Maybe, in order to see whether this familiar story can be new, we have to take the story out of the Church; take it out of our pious practices and traditions and even our preparation and put it out there, in the cold and the dark; put it right in the middle of people’s day-to-day lives, and tell them: God was born as a baby in Bethlehem two thousand years ago. He was born a particular Jew in a particular place at a particular time. He was conceived in and born from a virgin, all for you. You’ll very quickly see that this familiar story is just as strange, just as shocking, just as offensive, just as new, as it was in the time of Herod, and Mary and Joseph, and shepherds being visited by angels.
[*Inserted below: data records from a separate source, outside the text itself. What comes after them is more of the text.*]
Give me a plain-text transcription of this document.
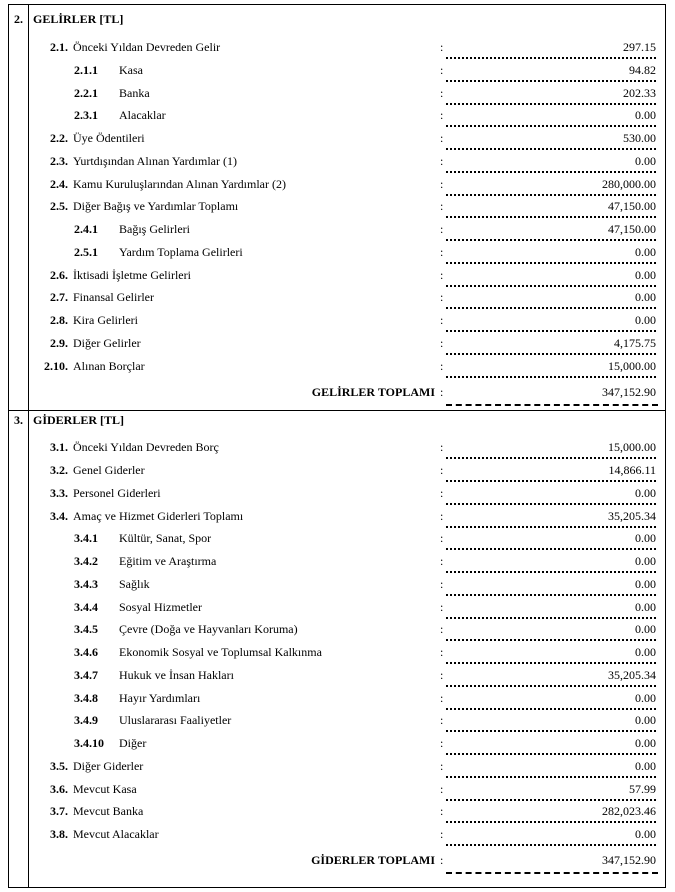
2. GELİRLER [TL]
2.1. Önceki Yıldan Devreden Gelir	:	297.15
2.1.1 Kasa	:	94.82
2.2.1 Banka	:	202.33
2.3.1 Alacaklar	:	0.00
2.2. Üye Ödentileri	:	530.00
2.3. Yurtdışından Alınan Yardımlar (1)	:	0.00
2.4. Kamu Kuruluşlarından Alınan Yardımlar (2)	:	280,000.00
2.5. Diğer Bağış ve Yardımlar Toplamı	:	47,150.00
2.4.1 Bağış Gelirleri	:	47,150.00
2.5.1 Yardım Toplama Gelirleri	:	0.00
2.6. İktisadi İşletme Gelirleri	:	0.00
2.7. Finansal Gelirler	:	0.00
2.8. Kira Gelirleri	:	0.00
2.9. Diğer Gelirler	:	4,175.75
2.10. Alınan Borçlar	:	15,000.00
GELİRLER TOPLAMI :	347,152.90
3. GİDERLER [TL]
3.1. Önceki Yıldan Devreden Borç	:	15,000.00
3.2. Genel Giderler	:	14,866.11
3.3. Personel Giderleri	:	0.00
3.4. Amaç ve Hizmet Giderleri Toplamı	:	35,205.34
3.4.1 Kültür, Sanat, Spor	:	0.00
3.4.2 Eğitim ve Araştırma	:	0.00
3.4.3 Sağlık	:	0.00
3.4.4 Sosyal Hizmetler	:	0.00
3.4.5 Çevre (Doğa ve Hayvanları Koruma)	:	0.00
3.4.6 Ekonomik Sosyal ve Toplumsal Kalkınma	:	0.00
3.4.7 Hukuk ve İnsan Hakları	:	35,205.34
3.4.8 Hayır Yardımları	:	0.00
3.4.9 Uluslararası Faaliyetler	:	0.00
3.4.10 Diğer	:	0.00
3.5. Diğer Giderler	:	0.00
3.6. Mevcut Kasa	:	57.99
3.7. Mevcut Banka	:	282,023.46
3.8. Mevcut Alacaklar	:	0.00
GİDERLER TOPLAMI :	347,152.90
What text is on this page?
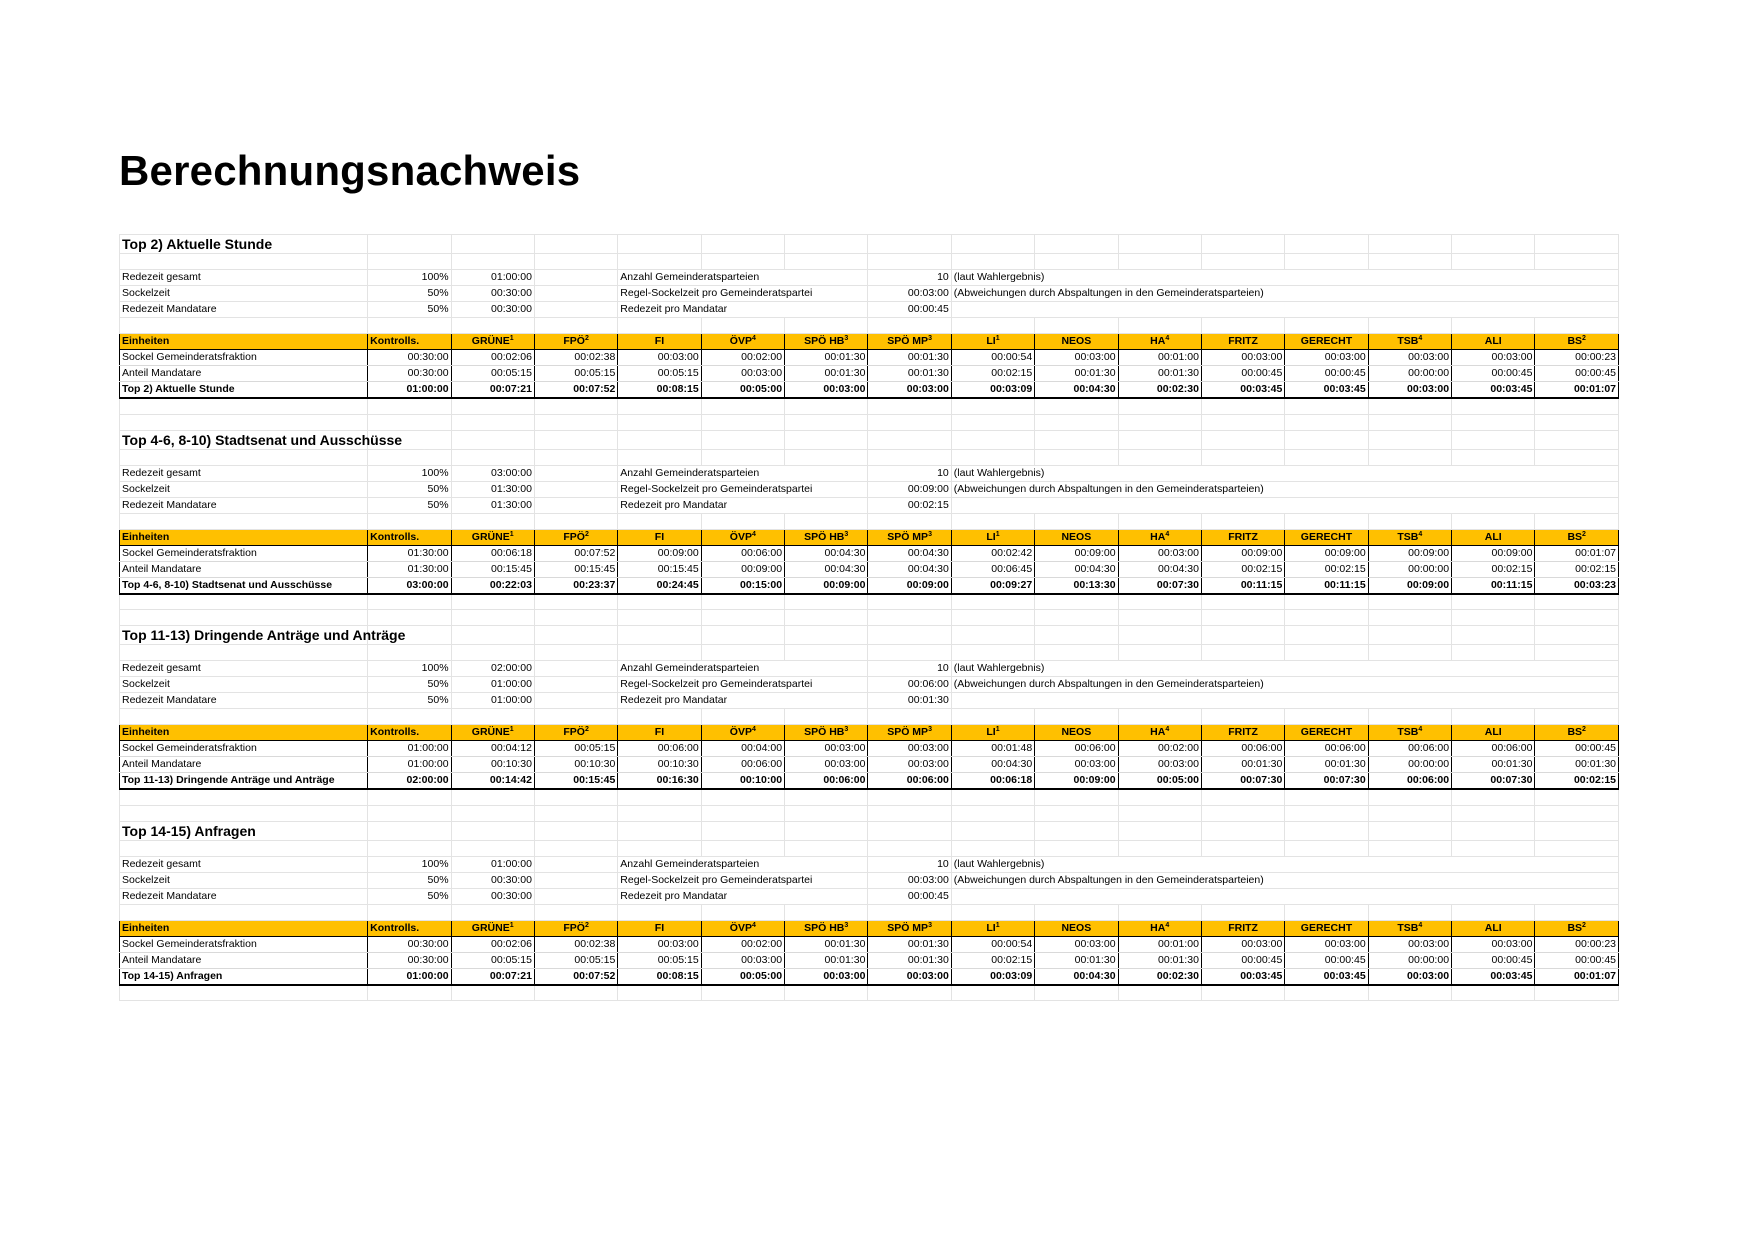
Berechnungsnachweis
Top 2) Aktuelle Stunde															

Redezeit gesamt	100%	01:00:00		Anzahl Gemeinderatsparteien			10	(laut Wahlergebnis)							
Sockelzeit	50%	00:30:00		Regel-Sockelzeit pro Gemeinderatspartei			00:03:00	(Abweichungen durch Abspaltungen in den Gemeinderatsparteien)							
Redezeit Mandatare	50%	00:30:00		Redezeit pro Mandatar			00:00:45								

Einheiten	Kontrolls.	GRÜNE$^1$	FPÖ$^2$	FI	ÖVP$^4$	SPÖ $HB^3$	SPÖ $MP^3$	$LI^1$	NEOS	$HA^4$	FRITZ	GERECHT	TSB$^4$	ALI	$BS^2$
Sockel Gemeinderatsfraktion	00:30:00	00:02:06	00:02:38	00:03:00	00:02:00	00:01:30	00:01:30	00:00:54	00:03:00	00:01:00	00:03:00	00:03:00	00:03:00	00:03:00	00:00:23
Anteil Mandatare	00:30:00	00:05:15	00:05:15	00:05:15	00:03:00	00:01:30	00:01:30	00:02:15	00:01:30	00:01:30	00:00:45	00:00:45	00:00:00	00:00:45	00:00:45
Top 2) Aktuelle Stunde	01:00:00	00:07:21	00:07:52	00:08:15	00:05:00	00:03:00	00:03:00	00:03:09	00:04:30	00:02:30	00:03:45	00:03:45	00:03:00	00:03:45	00:01:07

Top 4-6, 8-10) Stadtsenat und Ausschüsse															

Redezeit gesamt	100%	03:00:00		Anzahl Gemeinderatsparteien			10	(laut Wahlergebnis)							
Sockelzeit	50%	01:30:00		Regel-Sockelzeit pro Gemeinderatspartei			00:09:00	(Abweichungen durch Abspaltungen in den Gemeinderatsparteien)							
Redezeit Mandatare	50%	01:30:00		Redezeit pro Mandatar			00:02:15								

Einheiten	Kontrolls.	GRÜNE$^1$	FPÖ$^2$	FI	ÖVP$^4$	SPÖ $HB^3$	SPÖ $MP^3$	$LI^1$	NEOS	$HA^4$	FRITZ	GERECHT	TSB$^4$	ALI	$BS^2$
Sockel Gemeinderatsfraktion	01:30:00	00:06:18	00:07:52	00:09:00	00:06:00	00:04:30	00:04:30	00:02:42	00:09:00	00:03:00	00:09:00	00:09:00	00:09:00	00:09:00	00:01:07
Anteil Mandatare	01:30:00	00:15:45	00:15:45	00:15:45	00:09:00	00:04:30	00:04:30	00:06:45	00:04:30	00:04:30	00:02:15	00:02:15	00:00:00	00:02:15	00:02:15
Top 4-6, 8-10) Stadtsenat und Ausschüsse	03:00:00	00:22:03	00:23:37	00:24:45	00:15:00	00:09:00	00:09:00	00:09:27	00:13:30	00:07:30	00:11:15	00:11:15	00:09:00	00:11:15	00:03:23

Top 11-13) Dringende Anträge und Anträge															

Redezeit gesamt	100%	02:00:00		Anzahl Gemeinderatsparteien			10	(laut Wahlergebnis)							
Sockelzeit	50%	01:00:00		Regel-Sockelzeit pro Gemeinderatspartei			00:06:00	(Abweichungen durch Abspaltungen in den Gemeinderatsparteien)							
Redezeit Mandatare	50%	01:00:00		Redezeit pro Mandatar			00:01:30								

Einheiten	Kontrolls.	GRÜNE$^1$	FPÖ$^2$	FI	ÖVP$^4$	SPÖ $HB^3$	SPÖ $MP^3$	$LI^1$	NEOS	$HA^4$	FRITZ	GERECHT	TSB$^4$	ALI	$BS^2$
Sockel Gemeinderatsfraktion	01:00:00	00:04:12	00:05:15	00:06:00	00:04:00	00:03:00	00:03:00	00:01:48	00:06:00	00:02:00	00:06:00	00:06:00	00:06:00	00:06:00	00:00:45
Anteil Mandatare	01:00:00	00:10:30	00:10:30	00:10:30	00:06:00	00:03:00	00:03:00	00:04:30	00:03:00	00:03:00	00:01:30	00:01:30	00:00:00	00:01:30	00:01:30
Top 11-13) Dringende Anträge und Anträge	02:00:00	00:14:42	00:15:45	00:16:30	00:10:00	00:06:00	00:06:00	00:06:18	00:09:00	00:05:00	00:07:30	00:07:30	00:06:00	00:07:30	00:02:15

Top 14-15) Anfragen															

Redezeit gesamt	100%	01:00:00		Anzahl Gemeinderatsparteien			10	(laut Wahlergebnis)							
Sockelzeit	50%	00:30:00		Regel-Sockelzeit pro Gemeinderatspartei			00:03:00	(Abweichungen durch Abspaltungen in den Gemeinderatsparteien)							
Redezeit Mandatare	50%	00:30:00		Redezeit pro Mandatar			00:00:45								

Einheiten	Kontrolls.	GRÜNE$^1$	FPÖ$^2$	FI	ÖVP$^4$	SPÖ $HB^3$	SPÖ $MP^3$	$LI^1$	NEOS	$HA^4$	FRITZ	GERECHT	TSB$^4$	ALI	$BS^2$
Sockel Gemeinderatsfraktion	00:30:00	00:02:06	00:02:38	00:03:00	00:02:00	00:01:30	00:01:30	00:00:54	00:03:00	00:01:00	00:03:00	00:03:00	00:03:00	00:03:00	00:00:23
Anteil Mandatare	00:30:00	00:05:15	00:05:15	00:05:15	00:03:00	00:01:30	00:01:30	00:02:15	00:01:30	00:01:30	00:00:45	00:00:45	00:00:00	00:00:45	00:00:45
Top 14-15) Anfragen	01:00:00	00:07:21	00:07:52	00:08:15	00:05:00	00:03:00	00:03:00	00:03:09	00:04:30	00:02:30	00:03:45	00:03:45	00:03:00	00:03:45	00:01:07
This world is still all wrong, and if Jesus were born today, we would still kill Him, because He is God and we want to be our own gods.
As much as we might not want it to be true, as much as we might not like it, this world is much more Advent and Lent than it is Christmas and Easter. Christmas, Easter, Epiphany, Ascension: these are all feasts of the world to come. It’s true that the new world has already come in Christ’s life, death, and resurrection. It is already true for you who are in Christ. But as we look around, at the world as we see it now, it’s all Advent; it’s all waiting, and hoping, and longing; it’s all Lent; it’s all mourning over sin, it’s all grieving, it’s all death. And that’s why Christmas and Easter have to be proclaimed, declared, preached. Because we see Advent and Lent; we can only believe Christmas and Easter.
So tonight we have come here, to this familiar place on this familiar day. We are here in the midst of a world that wants everything new, nothing familiar, nothing old: new computer, new car, new house, new spouse, new job, new church. But we are here to rejoice. To rejoice, in the middle of a world gone wrong, that Christ was born to set things right. So “Let us, then, rejoice and be happy today. Let our mouths be full of [the] laughter [of the Son of God] and our tongues full of [praise for Him]. For the holy message of Christmas is that heaven’s gates are open for us” (C.F.W. Walther [adapted]). Bethlehem has opened Eden! Salvation is created! Wide open stand the gates adorned with pearl, not only because Christ descended to be born of Mary, but because He descends to us still, in Word and Supper.
And so you need never leave home, because your King and Lord descends to you, bringing His Home to you here in this house. You awoke in this familiar story, but tonight it is new—not because you or I can manufacture a new feeling, and certainly not because we can manufacture joy, but because tonight is the night when God struck the chime beginning salvation’s hour. His familiar salvation will always be new in mercy, until there is no more Advent and Lent, only Christmas and Easter, only life. “Come, Jesus, come, Messiah Lord,/Lost paradise restore;/Lead past the angel’s flaming sword—/Come, open heaven’s door” (342:4). The angels’ Hallelujah rings out again, far and near: Christ, the Savior, is here!
In the Name of the Father and of the Son and of the Holy Spirit. Amen. “And the peace of God, which surpasses all understanding, will guard your hearts and your minds in Christ Jesus” (Philippians 4:7, ESV). Amen.